39. Изменения и дополнения к этому «Статусу», вызванные изменением обстановки в стране или изменением действующего законодательства и репрессивной практики, могут вноситься Комитетом защиты прав человека с учетом поступающих предложений.
«Хэппи-энд»
(послесловие редактора)
Пришлите мне книгу со счастливым концом.
Иосиф БродскийКнига со счастливым концом перед нами. Эпилог дописан жизнью и хорошо известен большинству читателей: «И свобода вас встретит радостно у входа…» Сюжет завершен, и можно поставить точку.
Вместе с тем завершен и другой сюжет — сюжет этой книги, параллельный авторскому, но и отдельный от него. Книга освободилась — точнее сказать, сбежала — раньше автора. Писалась она в виде писем — единственный вид литературного творчества, разрешенный узнику. Большинство из них адресовано жене, Сильве Залмансон, и тетке, Елене Боннэр. «Сильва, дорогая…», «Люся, здравствуй, дорогая…» — а затем рассказ, очерк, проект статуса политического заключенного, философический трактат.
В конце 1978 года пачка фотографий и стопка машинописных листов оказались у меня на столе. Кто-то снимал с рукописи микрофильм, кто-то выталкивал его за границу, кто-то уже здесь, с нашей стороны, за кордоном, увеличивал фотографии и отдавал на машинку. И на каждом этапе что-то терялось, погибало, обрывалось и перепутывалось. Беспорядочная груда отрывков лежала передо мной. Связь между ними иногда слабо угадывалась, а иногда не угадывалась вовсе.
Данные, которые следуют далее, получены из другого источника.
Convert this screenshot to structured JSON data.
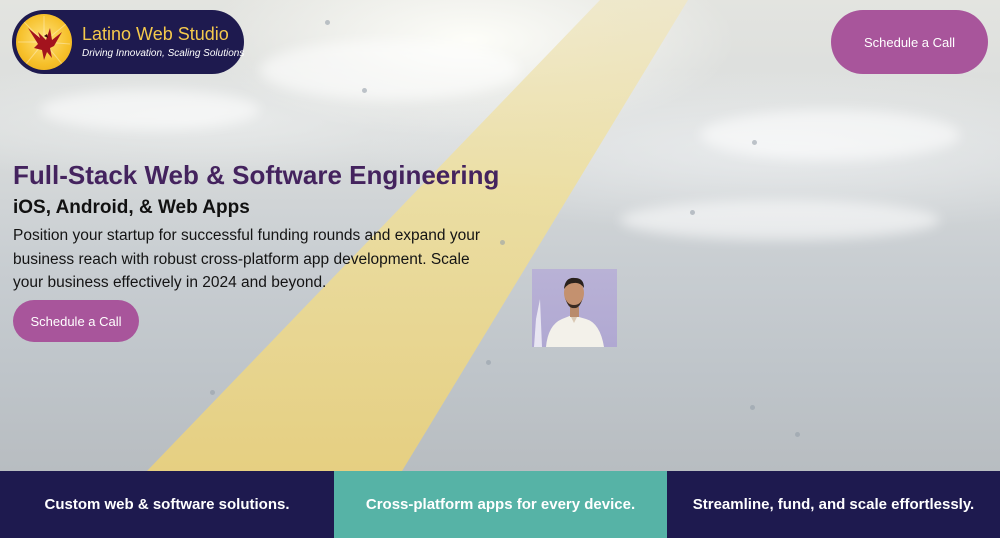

Подлинник рукописи показал мне Эдуард Кузнецов в первые же дни его свободы. Это был обыкновенный непостижимый арестантский фокус, последовавший за разговором о том, как освобождали, как обыскивали, как не дали забрать ничего из бумаг… «Но полрассказа я все-таки унес», — сказал Кузнецов и положил на стол листочки, кусок рассказа «Кандаламша». Я забыла спросить, как унес: вид рукописи был поразительнее любого чуда. До этого упоминалось пару раз: «Я у нас в лагере один умел писать на микро». Я догадывалась: мелко писать на маленьких листочках. А это были полоски из тончайшей бумаги — какой иногда прокладывают цветные репродукции в хороших изданиях — в высоту не больше сигареты, в длину — не длиннее школьной тетради. Листочки были синеватые от равномерной заполненности буквенной вязью, столь плотной и мелкой, что прочесть без увеличительного стекла вряд ли возможно. А написать возможно? Возможно ли написать это близорукому человеку, в очках, в три погибели согнувшись, на нарах усевшись, положив на колени книжку, пристроившись в ночи поближе к свету заоконного фонаря? И на увеличенных фотографиях почерк тверд и разборчив, буквы ровны… Оказывается, возможно.
Нет такой профессии — «герой». Есть такая профессия — «писатель». О том, что не каждый герой — писатель, свидетельствуют книги многих героев последнего десятилетия, выпущенные в эмиграции. Что не каждый писатель герой — говорить даже неловко, банально. Но эту банальность хотелось бы мне частично оспорить. Такой в русской литературе выдался век двадцатый, что таланта как бы и мало для писателя, и если дар не подкреплен готовностью жизнью за этот дар расплатиться, то и самый даровитый окажется… кем? — ну, хоть бы Катаевым. Иной писатель на Западе был бы Сартр. А у нас, глядишь, — всего лишь Федин. И что, разве таланта ему не хватило? Так что писатель — профессия опасная, и, если кто талантливый, но к риску и бедствиям не готовый, пусть лучше сразу обучается на затейника.
Эдуард Кузнецов — писатель. Не лагерь, не уникальный жизненный опыт сделали из него писателя. Его опыт потому уникален, что он настоящий писатель. Писатель, настоящий, не дает уроки жизни. Но жизнь дает ему урок литературы. Настоящий писатель умеет научиться литературе у той жизни, какая ему досталась. Кузнецов справедливо полагает, что «всюду жизнь» и что шестнадцать лагерных лет снабдили его хорошим знанием жизни вообще. Нравственные проблемы, которые перед Эдуардом Кузнецовым поставила зона, перед иными его современниками ставит повседневный быт научного института или газетной редакции, а перед другими — общественное существование в русской эмиграции.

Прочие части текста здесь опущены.